Innovation and flexibility are essential in this area of research because families have strong feelings about parenting and infant care practices. So we need to be sensitive to their own experiences and feelings, while providing the evidence and support for following the recommendations. That is what my colleagues and I hope to accomplish through our different studies.
How did you become interested in your area of research?
An opportunity presented itself, and I grabbed it. This is advice I give to young doctors and researchers — take advantage of opportunities and don’t be afraid to go in a different direction. It may lead to amazing things. That was the case for me.

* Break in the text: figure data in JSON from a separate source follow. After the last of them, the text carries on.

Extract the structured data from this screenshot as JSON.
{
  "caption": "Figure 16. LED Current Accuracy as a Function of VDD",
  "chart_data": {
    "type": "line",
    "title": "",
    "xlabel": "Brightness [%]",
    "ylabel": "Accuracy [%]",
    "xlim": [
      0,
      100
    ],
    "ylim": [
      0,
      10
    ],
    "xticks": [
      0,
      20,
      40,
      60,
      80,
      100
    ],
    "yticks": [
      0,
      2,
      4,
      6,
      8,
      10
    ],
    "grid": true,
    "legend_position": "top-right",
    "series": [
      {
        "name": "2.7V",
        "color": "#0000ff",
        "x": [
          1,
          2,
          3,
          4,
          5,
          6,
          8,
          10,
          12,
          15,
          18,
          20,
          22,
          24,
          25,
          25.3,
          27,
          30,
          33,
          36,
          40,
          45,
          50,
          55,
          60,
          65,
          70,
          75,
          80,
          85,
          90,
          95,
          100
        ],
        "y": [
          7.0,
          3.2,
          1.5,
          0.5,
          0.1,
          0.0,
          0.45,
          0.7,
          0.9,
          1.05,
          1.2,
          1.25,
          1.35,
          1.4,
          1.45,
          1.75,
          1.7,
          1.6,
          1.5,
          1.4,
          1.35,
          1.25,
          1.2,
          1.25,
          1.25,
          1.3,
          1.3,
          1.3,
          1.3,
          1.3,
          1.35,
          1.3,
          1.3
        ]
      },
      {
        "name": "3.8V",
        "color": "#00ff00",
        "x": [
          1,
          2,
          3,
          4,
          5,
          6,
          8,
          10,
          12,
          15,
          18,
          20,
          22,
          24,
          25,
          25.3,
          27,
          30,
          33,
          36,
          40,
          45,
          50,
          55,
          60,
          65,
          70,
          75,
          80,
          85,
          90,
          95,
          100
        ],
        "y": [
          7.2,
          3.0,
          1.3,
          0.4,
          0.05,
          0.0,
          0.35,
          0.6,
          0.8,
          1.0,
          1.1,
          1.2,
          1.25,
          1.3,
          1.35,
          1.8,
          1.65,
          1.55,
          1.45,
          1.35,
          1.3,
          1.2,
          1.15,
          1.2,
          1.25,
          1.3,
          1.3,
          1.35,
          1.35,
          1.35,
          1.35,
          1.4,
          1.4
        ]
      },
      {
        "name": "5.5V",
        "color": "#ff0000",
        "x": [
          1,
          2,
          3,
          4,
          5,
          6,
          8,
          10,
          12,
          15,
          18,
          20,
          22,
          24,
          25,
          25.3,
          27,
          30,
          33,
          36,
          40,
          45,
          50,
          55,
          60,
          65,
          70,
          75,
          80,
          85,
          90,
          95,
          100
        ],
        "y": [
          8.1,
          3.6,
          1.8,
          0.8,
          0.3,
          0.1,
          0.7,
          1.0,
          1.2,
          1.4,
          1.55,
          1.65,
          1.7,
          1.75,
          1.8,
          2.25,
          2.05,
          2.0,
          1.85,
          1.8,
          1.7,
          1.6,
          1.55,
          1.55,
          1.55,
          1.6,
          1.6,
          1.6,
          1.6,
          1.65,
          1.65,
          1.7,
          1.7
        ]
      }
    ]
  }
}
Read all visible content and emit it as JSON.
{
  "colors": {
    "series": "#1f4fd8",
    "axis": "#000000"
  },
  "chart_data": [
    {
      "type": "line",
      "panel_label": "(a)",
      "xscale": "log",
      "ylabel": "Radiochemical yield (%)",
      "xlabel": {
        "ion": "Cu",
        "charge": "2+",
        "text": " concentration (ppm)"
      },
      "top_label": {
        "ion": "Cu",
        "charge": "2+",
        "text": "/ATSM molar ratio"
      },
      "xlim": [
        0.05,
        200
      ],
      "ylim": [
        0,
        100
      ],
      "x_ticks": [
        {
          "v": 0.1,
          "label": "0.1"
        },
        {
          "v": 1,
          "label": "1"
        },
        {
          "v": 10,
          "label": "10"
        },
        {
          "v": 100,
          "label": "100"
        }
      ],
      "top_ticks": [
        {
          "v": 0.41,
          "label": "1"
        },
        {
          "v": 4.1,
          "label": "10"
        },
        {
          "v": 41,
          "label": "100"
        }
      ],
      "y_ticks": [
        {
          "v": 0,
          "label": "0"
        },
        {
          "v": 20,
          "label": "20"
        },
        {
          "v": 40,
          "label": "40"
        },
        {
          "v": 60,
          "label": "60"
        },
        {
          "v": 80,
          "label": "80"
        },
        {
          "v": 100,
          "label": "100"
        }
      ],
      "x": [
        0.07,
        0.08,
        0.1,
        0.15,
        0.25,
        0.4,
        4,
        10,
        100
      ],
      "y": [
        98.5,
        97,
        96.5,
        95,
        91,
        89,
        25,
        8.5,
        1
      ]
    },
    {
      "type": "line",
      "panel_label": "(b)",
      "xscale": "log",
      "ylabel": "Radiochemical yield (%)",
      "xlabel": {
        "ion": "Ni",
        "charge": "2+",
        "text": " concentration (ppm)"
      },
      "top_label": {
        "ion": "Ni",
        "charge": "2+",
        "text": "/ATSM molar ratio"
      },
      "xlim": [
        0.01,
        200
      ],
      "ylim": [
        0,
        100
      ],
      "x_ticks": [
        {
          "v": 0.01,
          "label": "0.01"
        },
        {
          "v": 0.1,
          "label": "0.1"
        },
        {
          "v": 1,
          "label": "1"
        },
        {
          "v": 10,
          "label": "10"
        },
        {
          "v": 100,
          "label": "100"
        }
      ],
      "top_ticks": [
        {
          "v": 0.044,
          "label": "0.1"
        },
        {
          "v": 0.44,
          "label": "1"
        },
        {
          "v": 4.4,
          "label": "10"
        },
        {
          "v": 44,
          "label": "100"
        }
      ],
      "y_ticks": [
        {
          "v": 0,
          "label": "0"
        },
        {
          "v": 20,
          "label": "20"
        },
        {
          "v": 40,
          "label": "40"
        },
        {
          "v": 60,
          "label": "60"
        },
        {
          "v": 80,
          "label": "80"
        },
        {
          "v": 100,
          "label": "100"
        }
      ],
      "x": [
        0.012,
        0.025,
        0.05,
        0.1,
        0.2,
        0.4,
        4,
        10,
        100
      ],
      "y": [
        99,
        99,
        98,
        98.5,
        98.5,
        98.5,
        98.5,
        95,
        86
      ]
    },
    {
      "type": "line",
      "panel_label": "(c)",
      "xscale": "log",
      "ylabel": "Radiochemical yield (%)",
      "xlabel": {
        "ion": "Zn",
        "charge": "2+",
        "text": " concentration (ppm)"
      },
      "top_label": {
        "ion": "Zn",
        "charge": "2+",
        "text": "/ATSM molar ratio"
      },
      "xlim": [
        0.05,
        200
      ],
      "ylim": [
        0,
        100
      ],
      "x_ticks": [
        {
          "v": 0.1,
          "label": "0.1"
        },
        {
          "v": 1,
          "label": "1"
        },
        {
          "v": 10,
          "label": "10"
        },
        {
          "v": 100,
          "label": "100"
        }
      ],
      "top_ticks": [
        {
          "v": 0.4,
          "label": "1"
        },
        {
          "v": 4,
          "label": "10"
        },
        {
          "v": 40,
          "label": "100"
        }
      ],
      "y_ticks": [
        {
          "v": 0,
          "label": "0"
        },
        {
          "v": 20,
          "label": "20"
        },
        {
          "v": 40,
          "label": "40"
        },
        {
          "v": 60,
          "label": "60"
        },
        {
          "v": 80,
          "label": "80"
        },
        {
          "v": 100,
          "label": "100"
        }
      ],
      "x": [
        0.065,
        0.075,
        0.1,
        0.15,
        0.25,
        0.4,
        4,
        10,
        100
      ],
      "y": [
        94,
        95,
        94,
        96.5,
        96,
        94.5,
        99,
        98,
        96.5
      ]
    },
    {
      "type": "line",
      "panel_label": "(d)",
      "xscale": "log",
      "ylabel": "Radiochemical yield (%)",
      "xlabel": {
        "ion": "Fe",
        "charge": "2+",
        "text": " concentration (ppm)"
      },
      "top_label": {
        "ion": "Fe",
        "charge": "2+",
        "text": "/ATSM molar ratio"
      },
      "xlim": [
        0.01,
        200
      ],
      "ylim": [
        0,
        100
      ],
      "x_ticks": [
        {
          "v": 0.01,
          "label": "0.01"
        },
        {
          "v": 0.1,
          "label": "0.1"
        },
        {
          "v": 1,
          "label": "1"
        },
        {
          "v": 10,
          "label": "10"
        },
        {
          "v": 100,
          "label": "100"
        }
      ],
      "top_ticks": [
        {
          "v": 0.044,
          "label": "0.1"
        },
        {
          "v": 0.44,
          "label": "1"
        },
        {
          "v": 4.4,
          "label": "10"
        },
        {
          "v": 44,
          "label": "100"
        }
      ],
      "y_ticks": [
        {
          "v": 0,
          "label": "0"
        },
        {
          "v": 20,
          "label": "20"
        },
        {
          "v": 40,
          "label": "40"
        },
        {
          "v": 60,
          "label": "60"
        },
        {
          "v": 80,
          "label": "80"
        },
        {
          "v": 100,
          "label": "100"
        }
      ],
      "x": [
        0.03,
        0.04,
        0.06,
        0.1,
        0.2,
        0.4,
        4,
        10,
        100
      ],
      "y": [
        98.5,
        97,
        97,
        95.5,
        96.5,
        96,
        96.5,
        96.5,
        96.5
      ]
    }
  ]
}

After two years in an epidemiology training program at the CDC, I moved to Chicago to work at Loyola University Chicago Stritch School of Medicine in Preventive Medicine and Epidemiology as an assistant professor. While there, I got a call one day from a former colleague at the CDC. They had been approached by the Chicago Department of Public Health. They were alarmed by the high rate of SIDS in Chicago and, in particular, the large difference in rates between Black infants and infants of other races and ethnicities. They asked the CDC for help in figuring out why this was so, and what they could do to lower the rates and disparity.
One thing led to another. I became the principal investigator of the Chicago Infant Mortality Study funded by the CDC and NIH. This study was the largest and most comprehensive case-control study examining risk factors for SIDS in the largely Black, urban population of Chicago, and the results helped to inform recommendations for safe infant sleep and SIDS risk reduction in the U.S. That began my 30+ year career as a SIDS and SUID researcher. When I got the call, I said, “I don’t know much about SIDS, but I am definitely interested in learning more and helping in any way I can.”
That was indeed a very fortunate call.